The delisting of PDL was in limbo for as long as five years after the proposal was first announced. In the case of that company, it ultimately delisted by paying Rs. 183 per share, up 40% from Rs. 130 offered in 2018. The PDL share, of course, did not enjoy the capital appreciation that the Nestle share did, nor did it pay very high dividends like the latter. Finally PDL itself, and not the Bank of Ceylon – its predominant shareholder – bought out the minority.

Although Nestle was unable to pay dividends to its shareholders in the early years as a listed company, investors who were patient were delighted to see in later years capital appreciation of their shares and dividends that were among the highest declared by companies listed on the CSE. The company also did not make a great success of its spray drying milk powder project, something much needed by the country which has long been unable to make a dent in the import demand for this product. Nestomalt, Maggi, coconut milk powder etc. are Nestle products that have made their mark. Coconut milk powder has done very well in export markets. The company’s contribution to local dairy development is also not inconsiderable and its presence in the country has undoubtedly been for Sri Lanka’s benefit. It says it will maintain its presence here and development focus. But all things considered, remaining listed in Colombo and permitting nationals to have an ownership stake, though small, in the company would be considered desirable by many.

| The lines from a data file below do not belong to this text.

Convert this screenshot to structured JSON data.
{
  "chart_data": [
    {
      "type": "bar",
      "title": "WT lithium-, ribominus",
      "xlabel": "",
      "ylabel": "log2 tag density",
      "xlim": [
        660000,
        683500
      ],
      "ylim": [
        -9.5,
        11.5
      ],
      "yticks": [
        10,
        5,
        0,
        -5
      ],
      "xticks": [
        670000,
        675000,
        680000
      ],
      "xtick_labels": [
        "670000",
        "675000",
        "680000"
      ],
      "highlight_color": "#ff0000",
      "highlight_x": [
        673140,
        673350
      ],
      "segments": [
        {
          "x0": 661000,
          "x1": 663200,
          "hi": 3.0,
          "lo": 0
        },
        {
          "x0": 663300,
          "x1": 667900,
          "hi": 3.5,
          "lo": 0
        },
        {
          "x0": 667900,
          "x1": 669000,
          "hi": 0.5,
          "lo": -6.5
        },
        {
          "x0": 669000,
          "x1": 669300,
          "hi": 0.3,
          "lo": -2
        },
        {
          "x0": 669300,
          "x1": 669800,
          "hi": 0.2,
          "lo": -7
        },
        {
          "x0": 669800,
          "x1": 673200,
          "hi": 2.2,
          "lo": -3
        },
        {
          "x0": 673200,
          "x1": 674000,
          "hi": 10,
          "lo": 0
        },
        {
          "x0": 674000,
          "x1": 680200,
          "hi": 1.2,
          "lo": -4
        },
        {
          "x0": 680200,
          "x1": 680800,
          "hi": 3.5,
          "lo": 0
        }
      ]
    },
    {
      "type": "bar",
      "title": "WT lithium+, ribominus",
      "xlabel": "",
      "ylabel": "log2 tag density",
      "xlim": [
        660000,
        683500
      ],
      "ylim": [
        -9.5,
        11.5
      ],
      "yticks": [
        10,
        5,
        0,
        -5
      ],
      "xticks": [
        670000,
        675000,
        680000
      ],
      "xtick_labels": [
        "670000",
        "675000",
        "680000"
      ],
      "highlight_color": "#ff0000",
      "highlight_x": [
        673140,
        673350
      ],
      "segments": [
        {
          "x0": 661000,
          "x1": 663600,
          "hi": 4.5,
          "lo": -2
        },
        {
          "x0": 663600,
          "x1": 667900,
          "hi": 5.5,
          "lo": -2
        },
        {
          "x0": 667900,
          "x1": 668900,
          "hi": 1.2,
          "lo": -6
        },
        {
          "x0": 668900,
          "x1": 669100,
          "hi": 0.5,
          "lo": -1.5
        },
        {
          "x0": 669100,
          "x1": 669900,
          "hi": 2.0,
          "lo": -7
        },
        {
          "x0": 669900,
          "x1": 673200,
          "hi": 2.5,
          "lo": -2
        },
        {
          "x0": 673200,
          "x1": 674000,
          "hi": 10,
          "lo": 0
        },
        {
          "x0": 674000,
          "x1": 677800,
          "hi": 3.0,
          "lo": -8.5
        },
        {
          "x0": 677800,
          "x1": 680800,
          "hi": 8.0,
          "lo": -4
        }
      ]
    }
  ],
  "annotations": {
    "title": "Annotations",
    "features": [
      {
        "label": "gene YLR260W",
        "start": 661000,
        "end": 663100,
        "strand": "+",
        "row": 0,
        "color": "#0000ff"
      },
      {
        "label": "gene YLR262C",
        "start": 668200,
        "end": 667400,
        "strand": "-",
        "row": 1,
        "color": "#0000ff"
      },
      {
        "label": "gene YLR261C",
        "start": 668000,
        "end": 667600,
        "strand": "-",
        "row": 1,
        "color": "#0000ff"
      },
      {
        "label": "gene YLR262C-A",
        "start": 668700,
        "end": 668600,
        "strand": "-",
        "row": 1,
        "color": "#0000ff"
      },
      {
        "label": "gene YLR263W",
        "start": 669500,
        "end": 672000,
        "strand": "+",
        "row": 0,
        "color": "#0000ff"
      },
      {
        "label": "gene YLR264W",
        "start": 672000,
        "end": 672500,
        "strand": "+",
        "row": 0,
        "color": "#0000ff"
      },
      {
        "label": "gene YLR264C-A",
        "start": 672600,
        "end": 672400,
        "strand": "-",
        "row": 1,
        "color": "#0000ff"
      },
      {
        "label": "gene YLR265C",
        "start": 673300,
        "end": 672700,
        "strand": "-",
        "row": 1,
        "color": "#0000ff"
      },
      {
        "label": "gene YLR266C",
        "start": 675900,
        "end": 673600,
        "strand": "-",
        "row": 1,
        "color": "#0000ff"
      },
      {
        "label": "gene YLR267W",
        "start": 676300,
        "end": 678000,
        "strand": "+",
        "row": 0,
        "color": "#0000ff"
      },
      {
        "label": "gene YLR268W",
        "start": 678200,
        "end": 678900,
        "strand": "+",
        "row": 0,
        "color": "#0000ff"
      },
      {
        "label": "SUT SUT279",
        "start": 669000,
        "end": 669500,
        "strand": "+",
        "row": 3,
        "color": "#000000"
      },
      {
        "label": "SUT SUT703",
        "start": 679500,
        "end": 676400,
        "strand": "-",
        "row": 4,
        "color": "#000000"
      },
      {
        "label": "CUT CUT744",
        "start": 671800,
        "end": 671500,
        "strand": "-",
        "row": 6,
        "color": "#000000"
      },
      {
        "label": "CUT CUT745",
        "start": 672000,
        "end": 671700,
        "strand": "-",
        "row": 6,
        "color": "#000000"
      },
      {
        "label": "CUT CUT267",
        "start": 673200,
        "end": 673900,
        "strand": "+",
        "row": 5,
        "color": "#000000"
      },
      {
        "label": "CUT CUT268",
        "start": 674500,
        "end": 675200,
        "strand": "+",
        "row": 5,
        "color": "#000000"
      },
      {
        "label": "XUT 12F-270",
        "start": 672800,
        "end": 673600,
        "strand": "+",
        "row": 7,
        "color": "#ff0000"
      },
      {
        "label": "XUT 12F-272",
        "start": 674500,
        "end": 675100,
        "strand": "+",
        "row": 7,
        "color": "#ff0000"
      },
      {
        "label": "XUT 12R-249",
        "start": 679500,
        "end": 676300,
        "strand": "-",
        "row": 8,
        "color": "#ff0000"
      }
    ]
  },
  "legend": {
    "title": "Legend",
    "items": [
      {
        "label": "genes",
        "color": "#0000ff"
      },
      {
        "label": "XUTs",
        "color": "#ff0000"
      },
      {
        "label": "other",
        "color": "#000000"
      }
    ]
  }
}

Around 2021, Nestle Lanka’s parent began to buy shares available on the market, a big block of slightly under 300,000 shares done at Rs. 1,200 a share. Some market participants, sensing or speculating of a delisting down the road began to focus on the share but acquiring quantity was difficult due to unavailability and the price per share being also high. So trading opportunities were limited.

Nestle has now announced that an Extraordinary General Meeting will be held in Colombo to consider the delisting resolution. It needs no rocket science to forecast that the company with over 6,000 minority shareholders, over 5,000 of them holding between one to one thousand shares, it will be possible to outvote the resolution on the ‘one shareholder, one vote’ principle. Given the experience of PDL and AIA, it is most likely that an effort will be made to force up the exit offer price. Other than for Nestle SA, the parent, no shareholder on the register holds more than one percent of the company. But institutions like the Sri Lanka Insurance Corporation, EPF and foreign and local funds are among the minority. Whether they would be satisfied with the exit offer or join the majority to up the ante remains to be seen.